Dans les diners en ville, on se rassure, on me rassure en me disant : "Oh ! Mais quelle chance tu as, c’est super, c’est joli ce mélange !!"
Alors, moi bêtement, j’y crois à ma chance, sauf que de jour en jour, d’heure en heure... ce que je vis ne correspond pas du tout à l’expression "avoir le cul bordé de nouilles".
Mais alors pas du tout !! Plus les quenelles se multiplient, plus les nouilles disparaissent. Ca doit être plus nourrissant la haine.
Aujourd’hui, déchiquetée, écartelée, tiraillée, la France se divise et on me demande de rentrer dans une case, de faire un choix entre mon père et ma mère, entre noire et juive.
On me demande de ne pas être qui je suis, de ne pas vivre qui je dois être : une afroyiddish, une Française.
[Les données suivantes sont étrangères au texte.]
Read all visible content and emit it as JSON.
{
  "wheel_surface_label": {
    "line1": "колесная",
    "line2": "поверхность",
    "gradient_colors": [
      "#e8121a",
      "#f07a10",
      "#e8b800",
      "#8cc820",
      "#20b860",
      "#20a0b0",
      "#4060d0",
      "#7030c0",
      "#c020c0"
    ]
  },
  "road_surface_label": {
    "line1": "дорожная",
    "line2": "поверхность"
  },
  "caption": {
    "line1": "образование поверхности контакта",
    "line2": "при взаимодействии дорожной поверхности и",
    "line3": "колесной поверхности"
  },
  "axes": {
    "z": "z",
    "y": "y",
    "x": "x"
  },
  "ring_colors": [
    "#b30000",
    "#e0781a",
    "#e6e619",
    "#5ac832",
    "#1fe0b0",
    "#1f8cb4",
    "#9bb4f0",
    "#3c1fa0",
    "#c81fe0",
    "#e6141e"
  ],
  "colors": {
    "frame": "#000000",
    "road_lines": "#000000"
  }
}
Je suis le fruit de l’histoire de France, le fruit entre un peuple que l’on a voulu éradiquer et l’autre que l’on a voulu soumis à jamais. Et si mes parents s’aiment toujours c’est aussi parce que c’est cette force de vivre qui les soude contre l’intolérance profonde, l’ignorance nauséabonde.
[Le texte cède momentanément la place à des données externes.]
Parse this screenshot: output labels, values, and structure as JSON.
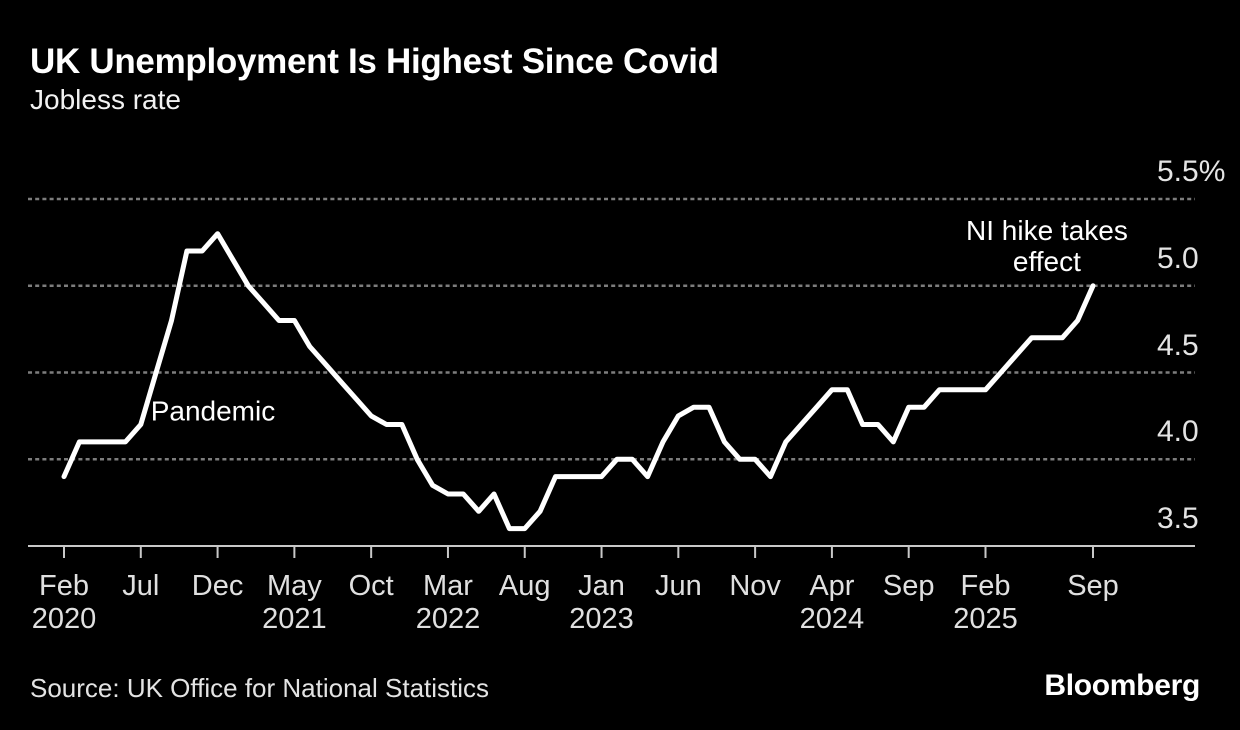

En tant qu’ancienne athlète, j’ai vu et revu la victoire de Jesse Owens aux JO de Berlin, sous les yeux d’un Hitler qui quenellait bassement. Le noir, cette sous-race, gagnait majestueusement sur les aryens. Je vais la re-regarder encore cette course, ca me fait du bien.
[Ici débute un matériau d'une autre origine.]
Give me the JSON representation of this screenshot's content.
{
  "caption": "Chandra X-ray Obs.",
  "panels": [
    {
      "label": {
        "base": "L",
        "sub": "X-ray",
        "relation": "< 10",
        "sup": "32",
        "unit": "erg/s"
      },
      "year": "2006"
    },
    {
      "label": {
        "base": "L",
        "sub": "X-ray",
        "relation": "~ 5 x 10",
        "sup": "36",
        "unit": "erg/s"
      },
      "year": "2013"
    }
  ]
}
Cette victoire commune que portaient les noirs et les juifs sur la ligne d’arrivée. Si seulement Owens pouvait prêter sa boussole à Dieudonné...
Dieudonné n’est pas le représentant des noirs de France, il n’est pas non plus le chef de la jeunesse française. En revanche il est le stigmate et la conséquence de nos lacunes en termes d’égalité effective.
Nous n’avons que trop peu d’artistes noirs médiatisés, je dis noir, je veux dire dans lesquelles notre jeunesse et nous-même nous reconnaissons vraiment. Nous avons un manque profond d’artistes miroirs de notre société.
En effet, si nous en avions notre Denzel Washington, notre Woopy Glodberg, notre Samy Davis, notre Morgane Frieman, d’une part ils auraient réagis, d’autre part Dieudonné n’aurait pas été l’icône ultime contre un système où règne l’injustice.
Je vis cette discrimination lancinante aux côtés des jeunes artistes issue de quartiers populaires à qui on offre aucun espace parce que trop basanés. Je vis ce RER et cette place qui reste vide à mes côtés sauf lorsque le wagon devient blindé.
Alors me voilà bêtement à poser ce texte où je raconte ma vie parce qu’il arrive un moment où me taire devient comme une traitrise.
J’ai mal. J’ai mal parce que Dieudonné me blesse dans ma chair, dans mon sang. On ne porte pas une mémoire en incitant à la haine contre une autre minorité.
Je suis le fruit de deux peuples victimes des pires atrocités que l’histoire de l’humanité n’est jamais engendrée et si mes parents s’aiment aussi fort, c’est parce qu’ils ont vécu en réalité la même histoire. Les crimes contre l’humanité, faut-il le rappeler, concernent tous les hommes et toutes les femmes, pas besoin d’être dans une case pour cela.
Dès lors, lorsque l’on attise une telle haine, comme le fait Dieudonné, c’est peut-être parce que finalement on ne doit pas s’aimer beaucoup, ni beaucoup aimer les hommes. J’ai mal. J’ai mal parce qu’il n’est pas facile de toucher à l’intime. Une couleur de peau n’est pas que superficielle, j’en suis fière de cette couleur et ma religion est inscrite dans mon ADN, un tatouage bien plus profondément indélébile que celui de mon grand-père.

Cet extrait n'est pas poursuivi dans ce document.